Here’s what I told them, and what I’ll tell you:
Your personal brand is being shaped every day, whether you’re intentional about it or not.
Let me be clear:
Personal brand isn’t your job title.
It isn’t your LinkedIn profile or a clever elevator pitch.
Your personal brand is:
The way people feel when your name is spoken.
The clarity or confusion you leave behind in meetings.
The trust, or uncertainty, your leadership presence builds.
The energy you bring into a room, and the one that lingers after you leave.
It’s your essence. Your reputation. Your emotional footprint.
And if you don’t take ownership of it, it gets chosen for you.
By your silence. Your habits. Your over-functioning. Your tone. Your absence.
A story:
I was coaching a brilliant VP at a global tech company—smart, steady, and deeply respected by her team. But she wasn’t being tapped for cross-functional leadership, and it didn’t make sense.
“I’ve built this department from scratch,” she said.
“I’ve hit every metric. But when decisions are made, I’m not in the room.”
We looked at her brand.
She was known as reliable. Calm. Behind-the-scenes effective.
That’s great but it wasn’t aligned with the influence she wanted.
So we worked on her presence, her language in meetings, how she framed her wins, how she claimed space.

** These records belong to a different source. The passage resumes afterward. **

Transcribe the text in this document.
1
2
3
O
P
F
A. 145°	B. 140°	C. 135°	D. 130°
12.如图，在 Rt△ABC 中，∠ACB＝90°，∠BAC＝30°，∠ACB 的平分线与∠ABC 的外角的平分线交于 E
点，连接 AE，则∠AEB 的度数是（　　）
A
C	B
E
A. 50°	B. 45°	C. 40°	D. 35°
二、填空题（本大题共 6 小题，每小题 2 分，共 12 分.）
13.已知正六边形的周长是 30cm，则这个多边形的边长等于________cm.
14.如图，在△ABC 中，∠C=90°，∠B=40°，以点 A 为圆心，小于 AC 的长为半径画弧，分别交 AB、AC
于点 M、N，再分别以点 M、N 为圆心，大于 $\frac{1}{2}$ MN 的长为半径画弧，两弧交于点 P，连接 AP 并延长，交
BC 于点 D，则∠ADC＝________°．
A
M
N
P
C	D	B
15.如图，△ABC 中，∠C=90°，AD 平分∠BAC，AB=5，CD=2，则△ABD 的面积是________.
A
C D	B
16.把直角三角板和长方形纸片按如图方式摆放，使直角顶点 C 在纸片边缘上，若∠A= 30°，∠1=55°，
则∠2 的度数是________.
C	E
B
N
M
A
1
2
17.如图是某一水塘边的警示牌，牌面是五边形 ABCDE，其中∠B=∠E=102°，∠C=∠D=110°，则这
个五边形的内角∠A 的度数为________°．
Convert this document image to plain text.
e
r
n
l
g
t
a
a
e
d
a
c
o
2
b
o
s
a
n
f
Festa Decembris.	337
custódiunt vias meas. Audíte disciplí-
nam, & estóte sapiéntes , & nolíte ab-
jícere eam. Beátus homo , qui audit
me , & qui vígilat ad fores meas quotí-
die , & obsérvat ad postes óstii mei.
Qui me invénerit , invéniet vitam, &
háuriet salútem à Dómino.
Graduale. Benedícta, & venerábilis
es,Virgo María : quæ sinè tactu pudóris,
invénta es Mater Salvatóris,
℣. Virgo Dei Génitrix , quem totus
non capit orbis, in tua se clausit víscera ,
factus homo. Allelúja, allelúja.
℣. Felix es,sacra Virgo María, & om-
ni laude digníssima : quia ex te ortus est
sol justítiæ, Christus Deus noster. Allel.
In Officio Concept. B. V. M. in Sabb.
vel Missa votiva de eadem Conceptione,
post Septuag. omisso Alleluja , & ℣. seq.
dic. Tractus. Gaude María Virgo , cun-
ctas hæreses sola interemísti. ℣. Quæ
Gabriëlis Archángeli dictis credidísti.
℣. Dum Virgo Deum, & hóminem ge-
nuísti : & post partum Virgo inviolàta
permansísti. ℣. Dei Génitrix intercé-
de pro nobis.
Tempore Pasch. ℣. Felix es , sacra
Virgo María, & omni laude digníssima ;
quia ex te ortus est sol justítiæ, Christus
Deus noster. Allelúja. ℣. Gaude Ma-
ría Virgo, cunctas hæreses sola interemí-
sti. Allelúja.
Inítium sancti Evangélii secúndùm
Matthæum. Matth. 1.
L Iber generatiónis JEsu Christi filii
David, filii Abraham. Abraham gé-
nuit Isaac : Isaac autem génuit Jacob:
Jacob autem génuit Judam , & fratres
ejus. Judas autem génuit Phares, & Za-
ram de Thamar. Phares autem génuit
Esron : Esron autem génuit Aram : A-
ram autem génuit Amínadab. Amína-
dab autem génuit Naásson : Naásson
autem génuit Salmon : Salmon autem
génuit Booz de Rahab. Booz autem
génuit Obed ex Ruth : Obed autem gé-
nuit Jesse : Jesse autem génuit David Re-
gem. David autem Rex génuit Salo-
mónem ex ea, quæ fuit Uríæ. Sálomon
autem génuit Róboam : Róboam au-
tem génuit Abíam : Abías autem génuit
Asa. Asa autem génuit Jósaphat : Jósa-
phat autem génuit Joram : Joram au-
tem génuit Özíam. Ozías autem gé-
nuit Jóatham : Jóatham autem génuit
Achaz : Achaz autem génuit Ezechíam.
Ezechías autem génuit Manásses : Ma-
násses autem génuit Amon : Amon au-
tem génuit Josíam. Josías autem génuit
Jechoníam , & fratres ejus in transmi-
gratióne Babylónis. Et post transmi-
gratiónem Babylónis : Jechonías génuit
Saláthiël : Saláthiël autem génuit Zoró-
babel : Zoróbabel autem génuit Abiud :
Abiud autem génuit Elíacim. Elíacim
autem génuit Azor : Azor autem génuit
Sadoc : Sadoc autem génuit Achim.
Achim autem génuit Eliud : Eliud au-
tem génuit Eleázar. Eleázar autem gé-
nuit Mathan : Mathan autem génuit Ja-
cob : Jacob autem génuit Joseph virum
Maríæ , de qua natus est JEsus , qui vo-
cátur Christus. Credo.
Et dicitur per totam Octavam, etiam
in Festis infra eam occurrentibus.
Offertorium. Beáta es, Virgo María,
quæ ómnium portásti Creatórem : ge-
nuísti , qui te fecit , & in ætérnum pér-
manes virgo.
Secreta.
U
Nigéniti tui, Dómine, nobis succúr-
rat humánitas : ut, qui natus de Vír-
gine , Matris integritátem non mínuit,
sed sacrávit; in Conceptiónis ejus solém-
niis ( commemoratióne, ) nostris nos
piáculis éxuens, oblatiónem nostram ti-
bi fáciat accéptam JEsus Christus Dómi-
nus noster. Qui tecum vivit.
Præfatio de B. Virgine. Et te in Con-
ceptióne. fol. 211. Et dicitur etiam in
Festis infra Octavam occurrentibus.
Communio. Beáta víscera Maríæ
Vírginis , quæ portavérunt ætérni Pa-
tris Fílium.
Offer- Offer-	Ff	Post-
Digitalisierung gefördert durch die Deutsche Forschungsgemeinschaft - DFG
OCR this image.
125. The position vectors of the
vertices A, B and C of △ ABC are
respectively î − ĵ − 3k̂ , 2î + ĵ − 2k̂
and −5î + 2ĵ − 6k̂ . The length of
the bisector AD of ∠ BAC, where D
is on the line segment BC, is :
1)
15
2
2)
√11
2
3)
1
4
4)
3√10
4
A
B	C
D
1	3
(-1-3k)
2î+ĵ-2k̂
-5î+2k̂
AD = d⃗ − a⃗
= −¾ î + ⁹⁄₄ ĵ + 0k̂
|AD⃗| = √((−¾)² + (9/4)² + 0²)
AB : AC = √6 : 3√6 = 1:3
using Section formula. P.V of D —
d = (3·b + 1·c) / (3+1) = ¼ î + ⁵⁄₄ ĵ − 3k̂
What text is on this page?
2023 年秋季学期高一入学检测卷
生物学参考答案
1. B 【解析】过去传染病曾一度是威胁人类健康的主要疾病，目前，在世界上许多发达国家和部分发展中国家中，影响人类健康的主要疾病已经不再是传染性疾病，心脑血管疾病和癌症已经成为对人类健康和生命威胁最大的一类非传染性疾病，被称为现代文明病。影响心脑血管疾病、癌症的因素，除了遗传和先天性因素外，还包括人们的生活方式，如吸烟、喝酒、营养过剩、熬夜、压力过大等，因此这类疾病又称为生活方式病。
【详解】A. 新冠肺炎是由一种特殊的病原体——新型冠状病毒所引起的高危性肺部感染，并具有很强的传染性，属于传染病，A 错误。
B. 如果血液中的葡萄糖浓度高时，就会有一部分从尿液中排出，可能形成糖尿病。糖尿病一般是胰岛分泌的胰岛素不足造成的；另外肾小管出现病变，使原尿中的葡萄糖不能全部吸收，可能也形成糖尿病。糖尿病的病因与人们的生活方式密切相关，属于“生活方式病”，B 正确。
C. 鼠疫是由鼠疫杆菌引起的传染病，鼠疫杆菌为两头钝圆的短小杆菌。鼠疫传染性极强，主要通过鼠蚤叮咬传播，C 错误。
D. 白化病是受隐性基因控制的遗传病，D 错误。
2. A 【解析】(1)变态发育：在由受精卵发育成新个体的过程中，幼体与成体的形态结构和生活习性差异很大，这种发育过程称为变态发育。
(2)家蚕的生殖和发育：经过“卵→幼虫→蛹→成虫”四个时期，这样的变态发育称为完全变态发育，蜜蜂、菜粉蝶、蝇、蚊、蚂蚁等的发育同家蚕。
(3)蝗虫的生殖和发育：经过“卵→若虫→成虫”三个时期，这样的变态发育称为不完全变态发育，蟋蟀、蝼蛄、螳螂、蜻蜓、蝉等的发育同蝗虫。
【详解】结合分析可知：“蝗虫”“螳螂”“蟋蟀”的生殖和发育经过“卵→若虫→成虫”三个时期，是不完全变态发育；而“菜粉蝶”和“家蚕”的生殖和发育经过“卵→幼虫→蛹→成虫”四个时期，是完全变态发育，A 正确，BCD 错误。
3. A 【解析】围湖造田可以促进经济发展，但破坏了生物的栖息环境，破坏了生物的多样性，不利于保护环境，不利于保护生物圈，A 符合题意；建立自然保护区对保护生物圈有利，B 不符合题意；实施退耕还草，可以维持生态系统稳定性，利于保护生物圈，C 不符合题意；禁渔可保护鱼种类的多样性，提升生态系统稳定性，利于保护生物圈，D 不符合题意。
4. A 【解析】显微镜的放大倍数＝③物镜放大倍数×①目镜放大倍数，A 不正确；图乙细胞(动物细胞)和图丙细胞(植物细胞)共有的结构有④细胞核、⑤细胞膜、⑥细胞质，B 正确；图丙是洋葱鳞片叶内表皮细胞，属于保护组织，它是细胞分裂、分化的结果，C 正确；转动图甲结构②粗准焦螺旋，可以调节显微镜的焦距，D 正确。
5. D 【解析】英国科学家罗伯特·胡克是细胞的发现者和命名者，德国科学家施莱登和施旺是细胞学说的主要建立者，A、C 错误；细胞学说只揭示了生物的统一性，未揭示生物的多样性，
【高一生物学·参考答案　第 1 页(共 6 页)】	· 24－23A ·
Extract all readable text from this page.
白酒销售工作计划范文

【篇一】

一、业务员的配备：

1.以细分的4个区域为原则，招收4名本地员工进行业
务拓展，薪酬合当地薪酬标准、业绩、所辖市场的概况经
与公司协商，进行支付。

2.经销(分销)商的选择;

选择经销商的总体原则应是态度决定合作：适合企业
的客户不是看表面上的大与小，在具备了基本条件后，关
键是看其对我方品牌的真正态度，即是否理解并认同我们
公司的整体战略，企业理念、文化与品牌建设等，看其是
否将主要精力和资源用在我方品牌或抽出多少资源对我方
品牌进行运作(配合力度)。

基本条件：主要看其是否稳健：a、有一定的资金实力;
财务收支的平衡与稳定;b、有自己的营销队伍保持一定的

Not by changing who she was but by aligning her behavior with her intended impact.
Six months later?
She was leading a strategic cross-functional initiative.
Not because her skills changed but because her image did.
Here’s why this matters for you:
Most people spend their careers assuming their work will speak for itself.
But we don’t live in a meritocracy.
We live in a world of perception.
And when perception doesn’t match intention, that’s where frustration grows.
You work hard.
You show up.
You care.
But you’re not seen clearly.
And here’s the truth:
You teach people how to see you.
Every day. Through your language. Your posture. Your follow-through. Your tone. Your advocacy.
A quick exercise:
Take 60 seconds and write down:
What 3 words do I want to be known for?
Not the words people say about you now.
The ones that feel like home, the words that name who you are when you’re truly at your best.
Now ask:
Am I reinforcing these every day or unintentionally eroding them?
If your answer surprises you, that’s okay.
This work isn’t about shame.
It’s about awareness.
And from awareness, we get choice.
You have the power to shape how you’re seen.
To show up not as a role you’ve inherited but as the leader you’ve become.
Not someday. But now.
Own your image.
Because if you don’t…
The world will write your story for you.